The fact that he found nothing indicative, was to him an important indication. North’s business, evidently, was of a vague and sketchy character. He seemed to have an agency for two or three inconspicuous real estate firms, and he appeared to have put over a few unimportant deals.
What was important, however, was a small advertisement, almost cut out from a newspaper and almost overlooked by the detective.
This was a few lines expressing somebody’s desire to rent a summer home on the seashore, preferably on the Maine coast.
It was signed F. V. and Wise thought that it might have been inserted by Frederick Varian. He hadn’t heard that the Varians took Headland House through the agency of or at the suggestion of North, yet it might be so.
At any rate there was nothing else of interest to Wise in North’s whole office,—and he left no paper unread or book unopened.
It took a long time, but when it was accomplished the detective set out on a definite and determined search for North.
The man proved most elusive. No one seemed to know anything about him. If ever a negligible citizen lived in these United States, it was, the detective concluded, Lawrence North.

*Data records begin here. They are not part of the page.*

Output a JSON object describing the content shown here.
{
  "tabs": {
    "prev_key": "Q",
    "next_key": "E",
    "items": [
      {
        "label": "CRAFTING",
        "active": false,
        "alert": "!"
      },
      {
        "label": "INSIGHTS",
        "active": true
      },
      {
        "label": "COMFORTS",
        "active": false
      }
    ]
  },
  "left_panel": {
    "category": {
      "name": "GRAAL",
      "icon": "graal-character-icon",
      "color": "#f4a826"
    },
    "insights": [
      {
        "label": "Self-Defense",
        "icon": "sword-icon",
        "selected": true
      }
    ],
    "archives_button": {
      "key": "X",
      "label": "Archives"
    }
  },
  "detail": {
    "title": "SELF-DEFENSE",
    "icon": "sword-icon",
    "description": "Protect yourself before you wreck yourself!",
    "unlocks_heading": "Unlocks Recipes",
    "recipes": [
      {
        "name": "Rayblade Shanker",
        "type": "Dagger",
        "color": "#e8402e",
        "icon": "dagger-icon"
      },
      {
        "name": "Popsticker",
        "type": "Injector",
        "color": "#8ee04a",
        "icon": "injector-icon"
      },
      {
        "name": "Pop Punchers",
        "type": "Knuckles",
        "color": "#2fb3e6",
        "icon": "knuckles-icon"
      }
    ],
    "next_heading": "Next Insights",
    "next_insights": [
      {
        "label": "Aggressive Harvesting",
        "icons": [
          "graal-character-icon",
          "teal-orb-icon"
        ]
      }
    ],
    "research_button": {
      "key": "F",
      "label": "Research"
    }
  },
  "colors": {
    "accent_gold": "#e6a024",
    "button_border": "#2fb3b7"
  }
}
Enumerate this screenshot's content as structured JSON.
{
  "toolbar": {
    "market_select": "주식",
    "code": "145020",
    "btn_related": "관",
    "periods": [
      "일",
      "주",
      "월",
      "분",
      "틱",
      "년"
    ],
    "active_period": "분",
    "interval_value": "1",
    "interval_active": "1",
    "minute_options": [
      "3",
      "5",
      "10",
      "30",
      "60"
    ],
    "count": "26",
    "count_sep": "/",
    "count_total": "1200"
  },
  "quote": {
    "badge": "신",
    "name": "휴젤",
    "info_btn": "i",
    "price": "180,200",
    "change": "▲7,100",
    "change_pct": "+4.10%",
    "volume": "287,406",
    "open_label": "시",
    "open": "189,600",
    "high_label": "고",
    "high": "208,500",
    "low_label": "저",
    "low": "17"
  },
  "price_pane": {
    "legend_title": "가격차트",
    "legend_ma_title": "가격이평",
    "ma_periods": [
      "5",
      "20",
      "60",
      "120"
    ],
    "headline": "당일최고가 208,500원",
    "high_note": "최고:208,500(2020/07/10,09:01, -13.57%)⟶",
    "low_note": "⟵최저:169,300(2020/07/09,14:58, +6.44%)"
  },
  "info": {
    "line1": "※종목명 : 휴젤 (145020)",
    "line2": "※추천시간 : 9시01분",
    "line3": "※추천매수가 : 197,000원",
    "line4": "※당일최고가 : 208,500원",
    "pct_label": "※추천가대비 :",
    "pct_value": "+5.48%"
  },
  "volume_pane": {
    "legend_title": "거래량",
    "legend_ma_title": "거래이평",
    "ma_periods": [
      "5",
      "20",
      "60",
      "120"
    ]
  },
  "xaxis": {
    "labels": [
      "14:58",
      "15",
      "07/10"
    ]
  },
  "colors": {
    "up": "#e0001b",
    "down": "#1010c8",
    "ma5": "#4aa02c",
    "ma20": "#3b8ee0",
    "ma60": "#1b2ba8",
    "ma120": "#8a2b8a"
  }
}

He hunted directories and telephone books. He visited mercantile agencies and information bureaus. He had circulars already out with a reward offered for the missing man, but none of his efforts gave the slightest success.
Had he been able to think of North as dead, he could have borne defeat better, but he envisaged that nonchalant face as laughing at his futile search!
There was, of course, the possibility that North was an assumed name, and that the true name of the man might bring about a speedy end to his quest. But this was mere surmise, and he had no way of verifying it.